An increasing number of IT companies in South Korea are developing artificial intelligence-based software to counter abusive online comments.
The AI-based profanity filters help them to improve user experience by hiding unpalatable comments on their platforms, according to industry sources.
One of them is the nation’s top game company Nexon, which in 2017 created an in-house AI research and development team called Intelligence Labs. The team of around 200 engineers has developed its own program that filters abusive comments and unauthorized advertisements. According to the company, the engine can also recognize newly coined words and offensive words that are disguised in symbols.
The technology has been applied to in-game chats for Nexon’s games since 2019.
Watcha, the operator of over-the-top service Watcha Play, also has its own swear filter designed to monitor comments and reviews that users leave on film and TV titles that the platform offers.

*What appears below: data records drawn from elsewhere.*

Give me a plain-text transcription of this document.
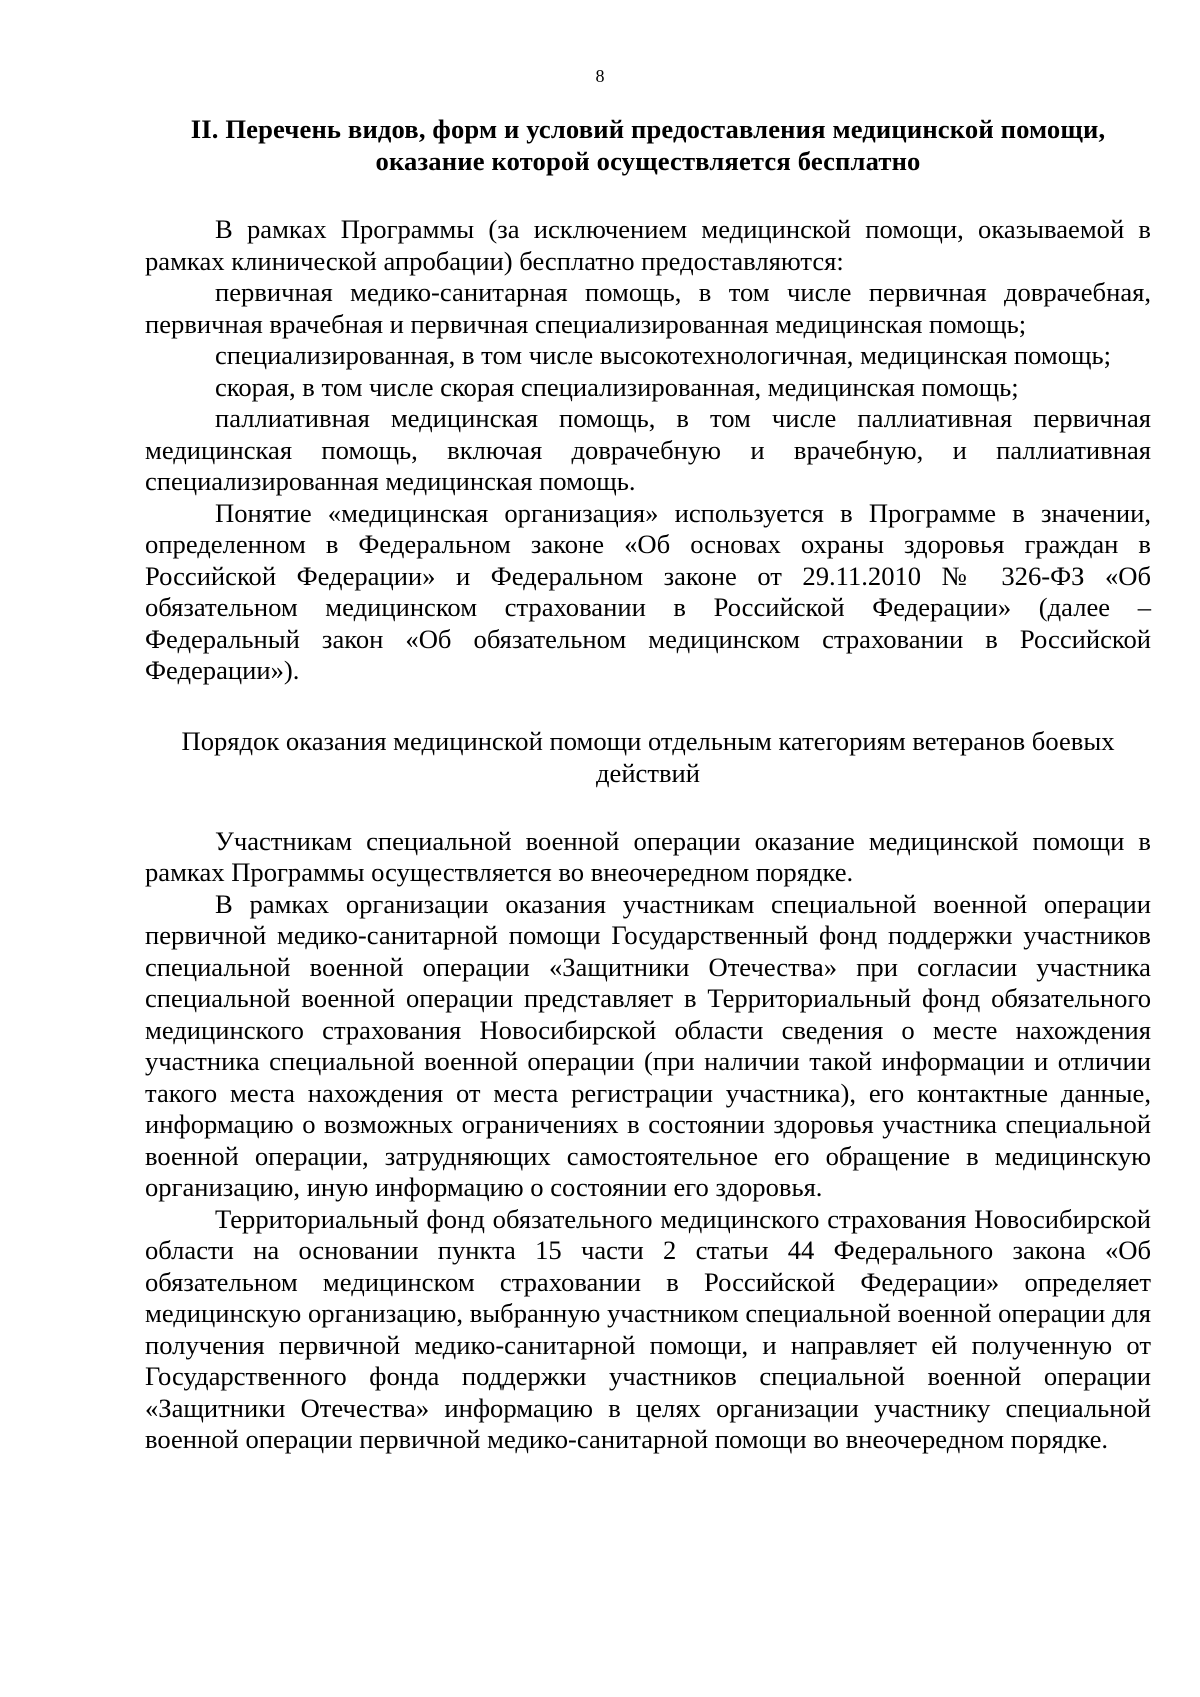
8

II. Перечень видов, форм и условий предоставления медицинской помощи,

оказание которой осуществляется бесплатно

В рамках Программы (за исключением медицинской помощи, оказываемой в рамках клинической апробации) бесплатно предоставляются:

первичная медико-санитарная помощь, в том числе первичная доврачебная, первичная врачебная и первичная специализированная медицинская помощь;

специализированная, в том числе высокотехнологичная, медицинская помощь;

скорая, в том числе скорая специализированная, медицинская помощь;

паллиативная медицинская помощь, в том числе паллиативная первичная медицинская помощь, включая доврачебную и врачебную, и паллиативная специализированная медицинская помощь.

Понятие «медицинская организация» используется в Программе в значении, определенном в Федеральном законе «Об основах охраны здоровья граждан в Российской Федерации» и Федеральном законе от 29.11.2010 № 326-ФЗ «Об обязательном медицинском страховании в Российской Федерации» (далее – Федеральный закон «Об обязательном медицинском страховании в Российской Федерации»).

Порядок оказания медицинской помощи отдельным категориям ветеранов боевых

действий

Участникам специальной военной операции оказание медицинской помощи в рамках Программы осуществляется во внеочередном порядке.

В рамках организации оказания участникам специальной военной операции первичной медико-санитарной помощи Государственный фонд поддержки участников специальной военной операции «Защитники Отечества» при согласии участника специальной военной операции представляет в Территориальный фонд обязательного медицинского страхования Новосибирской области сведения о месте нахождения участника специальной военной операции (при наличии такой информации и отличии такого места нахождения от места регистрации участника), его контактные данные, информацию о возможных ограничениях в состоянии здоровья участника специальной военной операции, затрудняющих самостоятельное его обращение в медицинскую организацию, иную информацию о состоянии его здоровья.

Территориальный фонд обязательного медицинского страхования Новосибирской области на основании пункта 15 части 2 статьи 44 Федерального закона «Об обязательном медицинском страховании в Российской Федерации» определяет медицинскую организацию, выбранную участником специальной военной операции для получения первичной медико-санитарной помощи, и направляет ей полученную от Государственного фонда поддержки участников специальной военной операции «Защитники Отечества» информацию в целях организации участнику специальной военной операции первичной медико-санитарной помощи во внеочередном порядке.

Watcha said its machine learning engine can monitor user comments and automatically hide them when they are found inappropriate. It hopes to improve the engine to get rid of malicious words or hate speech from its service, where many users come for useful and enjoyable comments.
Korea’s top portal operator Naver developed an AI-enabled chatbot in April last year to stop users from being exposed to distasteful comments and prevent people from manipulating online comments in order to sway public opinion on political issues.
Naver now has introduced its chatbot on its internet cartoon and online news platforms to filter comments. It is also capable of sorting out users who constantly reproduce malicious comments on purpose, the company added.
“There are around 100,000 variations that one can make with a single swear word, and it is not 100 percent guaranteed that the AI-based filter is able to catch them all. More diverse models and big data will help construct a more accurate filter,” an official said.